Fig. 8. Evolutionary degradation of ancestral heme binding.

a Section of the phylogenetic tree used for the Bayesian analysis of family 1 glycosidases. The nodes in the evolutionary trajectory from node 72 to Halothermothrix orenii (labeled “MODERN”) are highlighted and labeled. See Fig. S1 for a complete and detailed version of the phylogenetic tree. b, c Ratio of absorbance (Abs) at the maximum of the heme Soret band to the absorbance at the maximum of the protein aromatic absorption band for ancestral (see panel A) and modern family 1 glycosidases.

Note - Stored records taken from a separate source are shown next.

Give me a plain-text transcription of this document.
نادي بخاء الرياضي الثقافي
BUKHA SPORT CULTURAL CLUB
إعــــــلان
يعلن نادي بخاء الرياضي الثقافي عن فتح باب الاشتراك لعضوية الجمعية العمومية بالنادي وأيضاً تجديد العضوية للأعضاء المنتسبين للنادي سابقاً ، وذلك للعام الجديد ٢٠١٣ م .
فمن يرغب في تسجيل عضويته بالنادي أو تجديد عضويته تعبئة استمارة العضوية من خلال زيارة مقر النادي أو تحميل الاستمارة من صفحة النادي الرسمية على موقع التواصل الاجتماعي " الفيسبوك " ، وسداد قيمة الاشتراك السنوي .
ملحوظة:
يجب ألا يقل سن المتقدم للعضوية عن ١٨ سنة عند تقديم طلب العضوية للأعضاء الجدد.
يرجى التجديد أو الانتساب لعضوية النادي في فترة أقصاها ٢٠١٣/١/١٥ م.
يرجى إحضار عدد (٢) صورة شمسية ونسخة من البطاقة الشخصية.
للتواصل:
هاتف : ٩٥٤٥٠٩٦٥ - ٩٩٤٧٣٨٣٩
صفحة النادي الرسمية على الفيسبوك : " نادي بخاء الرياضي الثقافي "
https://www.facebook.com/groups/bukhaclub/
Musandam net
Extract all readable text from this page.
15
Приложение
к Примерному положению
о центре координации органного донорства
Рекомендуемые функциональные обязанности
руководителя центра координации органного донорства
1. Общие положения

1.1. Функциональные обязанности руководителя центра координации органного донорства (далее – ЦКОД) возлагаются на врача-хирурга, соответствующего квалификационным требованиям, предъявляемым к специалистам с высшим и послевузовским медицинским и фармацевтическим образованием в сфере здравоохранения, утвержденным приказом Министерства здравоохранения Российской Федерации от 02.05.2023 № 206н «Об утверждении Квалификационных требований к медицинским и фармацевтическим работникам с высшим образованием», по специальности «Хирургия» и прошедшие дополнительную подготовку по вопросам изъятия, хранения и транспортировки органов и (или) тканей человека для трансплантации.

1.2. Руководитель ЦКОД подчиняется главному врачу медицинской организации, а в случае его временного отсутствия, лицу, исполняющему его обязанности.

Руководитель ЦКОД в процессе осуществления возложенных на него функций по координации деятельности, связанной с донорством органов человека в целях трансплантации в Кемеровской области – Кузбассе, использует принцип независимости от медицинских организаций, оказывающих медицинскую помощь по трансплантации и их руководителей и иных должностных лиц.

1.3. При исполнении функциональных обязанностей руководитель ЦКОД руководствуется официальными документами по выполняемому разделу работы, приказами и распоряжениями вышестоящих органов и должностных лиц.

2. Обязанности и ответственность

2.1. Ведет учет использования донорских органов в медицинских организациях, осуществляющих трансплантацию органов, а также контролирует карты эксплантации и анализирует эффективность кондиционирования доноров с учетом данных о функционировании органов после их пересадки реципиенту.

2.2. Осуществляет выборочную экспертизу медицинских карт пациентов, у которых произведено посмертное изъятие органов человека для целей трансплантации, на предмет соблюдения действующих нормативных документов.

Data in (b) correspond to protein preparations in which 0.4 mM 5-aminolevulinic acid (the metabolic precursor of heme) was added to the culture medium and the protein was purified by Ni-NTA affinity chromatography and further passage through a PD10 column (see Figs. S20 and S21 for further detail). For the data in (c), heme-free protein samples at ∼5 μM were incubated for 1 h at pH 7 with a 5-fold excess of heme and free heme was removed through size exclusion chromatography (2 passages through PD10 columns) before recording the UV–VIS spectra (Fig. S23). d Profiles of protein concentration (bicinchoninic acid method³³), heme concentration (pyridine hemochrome spectrum³) and glycosidase activity (with 0.25 mM 4-nitrophenyl-β-D-glucopyranoside) upon elution from gel filtration chromatography (HiLoad 16/600 Superdex 200 pg GE Healthcare). For these experiments, heme was gradually added to ∼30 μM samples of ancestral (N72, N73, and N74) and modern (Halothermothrix orenii) glycosidases up to a ∼5-fold excess and, after several hours, free heme was removed using PD10 columns. The elution volume for the main protein concentration peak is consistent with the monomeric association state (Fig. S3).